Is this argument coherent?
EDIT– A completely normal space, as defined in my book, is one in which any two separated subsets are contained in disjoint open sets.
Best Answer
As to 1:
$A\cap c(B)=c^\ast (A)\cap c(B)$ ($A = c^\ast(A)$ as $A$ is closed in $X^\ast$)
$ \ldots = (X^\ast \cap c(A)) \cap c(B)$ (by the general formula $c^\ast(S) = c(S) \cap X^\ast$ for all subsets $S$ of $X^\ast$)
$= (X^\ast \cap c(A)) \cap (X^\ast \cap c(B)) = c^\ast(A) \cap c^\ast(B)$ (same formula again)
$= A \cap B =\emptyset$, as $A$ and $B$ are closed and disjoint (in $X^\ast$).
Completely symmetrically we have that $c(A) \cap B = \emptyset$ as well, so $A$ and $B$ are separated sets in $X$.
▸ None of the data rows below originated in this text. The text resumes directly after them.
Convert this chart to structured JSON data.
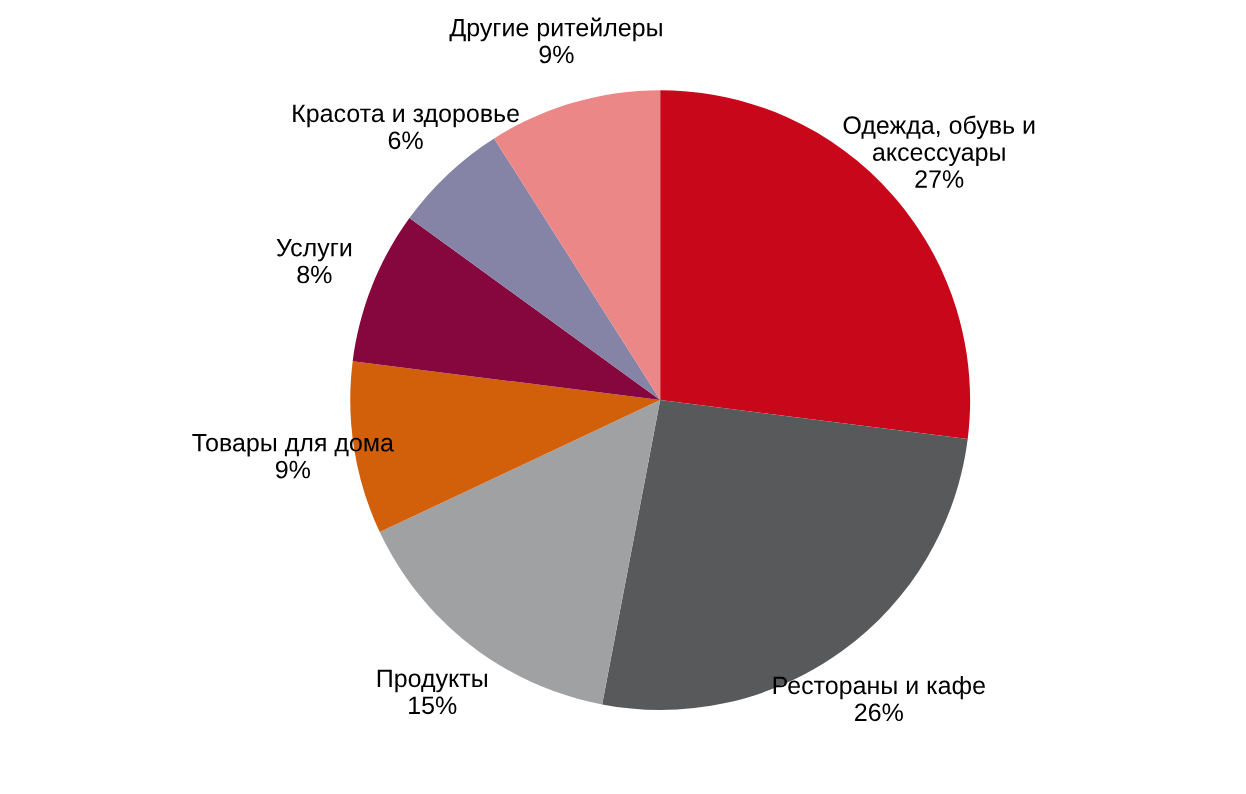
{
  "chart_data": {
    "type": "pie",
    "categories": [
      "Одежда, обувь и\nаксессуары",
      "Рестораны и кафе",
      "Продукты",
      "Товары для дома",
      "Услуги",
      "Красота и здоровье",
      "Другие ритейлеры"
    ],
    "values": [
      27,
      26,
      15,
      9,
      8,
      6,
      9
    ],
    "value_labels": [
      "27%",
      "26%",
      "15%",
      "9%",
      "8%",
      "6%",
      "9%"
    ],
    "colors": [
      "#c8081a",
      "#58595b",
      "#a0a1a3",
      "#d2600a",
      "#86063e",
      "#8584a6",
      "#ec8787"
    ],
    "legend": false
  }
}
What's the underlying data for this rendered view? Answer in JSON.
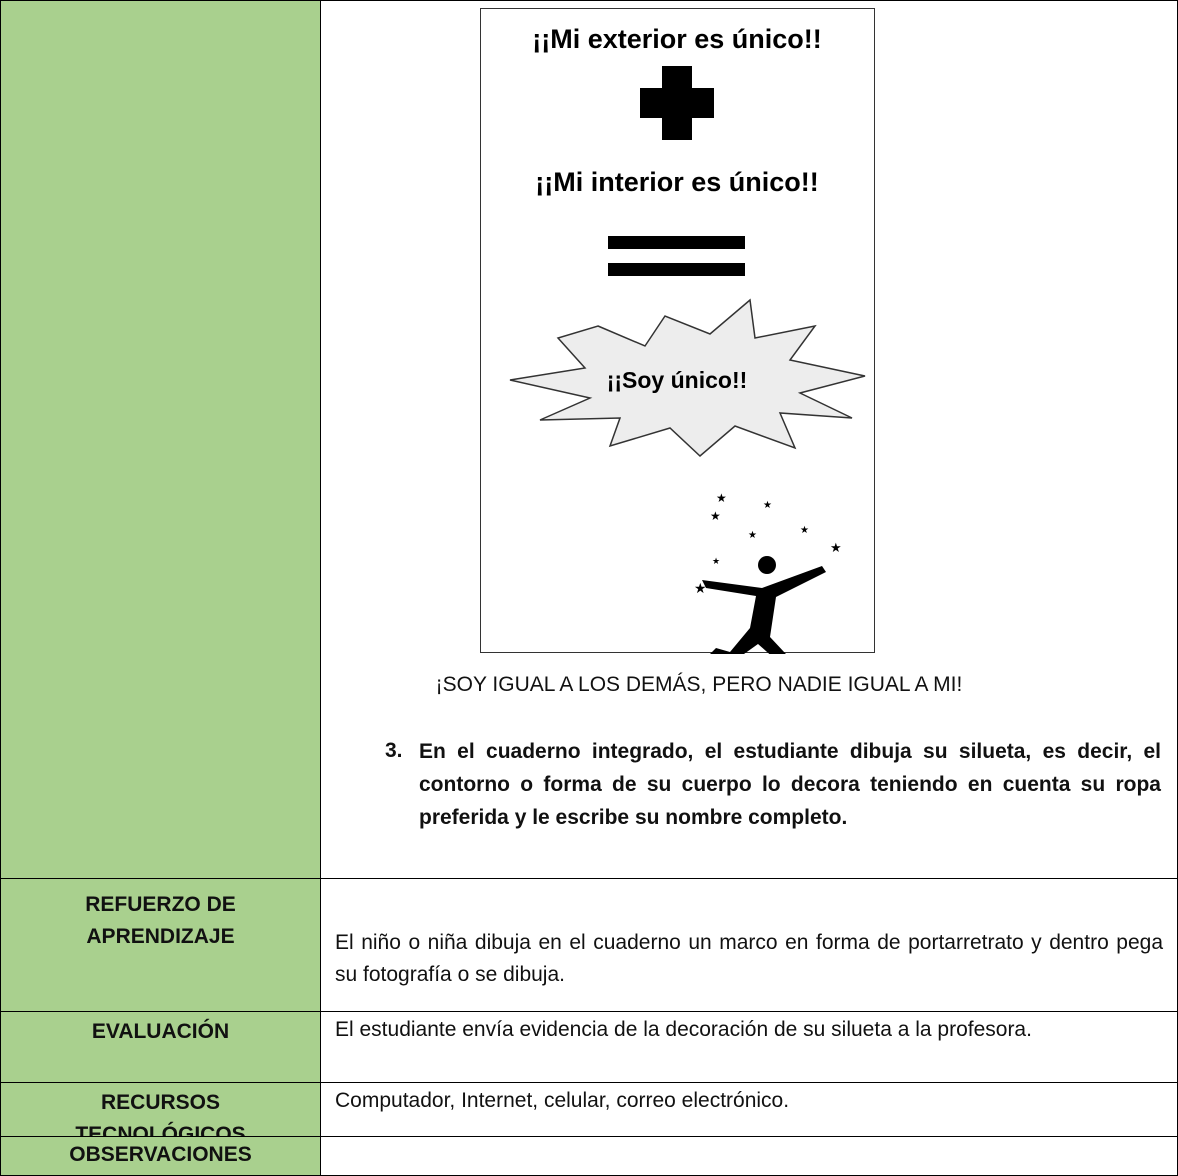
{
  "image": {
    "line_1": "¡¡Mi exterior es único!!",
    "line_2": "¡¡Mi interior es único!!",
    "burst": "¡¡Soy único!!"
  },
  "caption": "¡SOY IGUAL A LOS DEMÁS, PERO NADIE IGUAL A MI!",
  "step": {
    "number": "3.",
    "text": "En el cuaderno integrado, el estudiante dibuja su silueta, es decir, el contorno o forma de su cuerpo lo decora teniendo en cuenta su ropa preferida y le escribe su nombre completo."
  },
  "rows": [
    {
      "label": "REFUERZO DE APRENDIZAJE",
      "text": "El niño o niña dibuja en el cuaderno un marco en forma de portarretrato y dentro pega su fotografía o se dibuja."
    },
    {
      "label": "EVALUACIÓN",
      "text": "El estudiante envía evidencia de la decoración de su silueta a la profesora."
    },
    {
      "label": "RECURSOS TECNOLÓGICOS",
      "text": "Computador, Internet, celular, correo electrónico."
    },
    {
      "label": "OBSERVACIONES"
    }
  ]
}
As to 2.: indeed taking the intersection with $X^\ast$ of the two disjoint open sets around $A$ and $B$, that must exist by being completely normal, are clearly disjoint open sets around $A$ and $B$ in $X^\ast$, basically by definition of the subspace topology (and disjoint sets stay disjoint when we make them smaller....).
So the key observation is that disjoint closed sets in some subspace are always separated sets in the larger space.
For the reverse (every subspace normal implies completely normal) we take two separated sets $A$ and $B$, and take the subspace $X^\ast = X \setminus (c(A) \cap c(B))$ (an open subspace of $X$), and we show that $A \subset X^\ast, B \subset X^\ast$, and $A$ and $B$ are closed and disjoint in $X^\ast$. The separating open sets are still open in $X$ (as we work in an open subspace). Note that we "only" need that all open subspaces of $X$ are normal.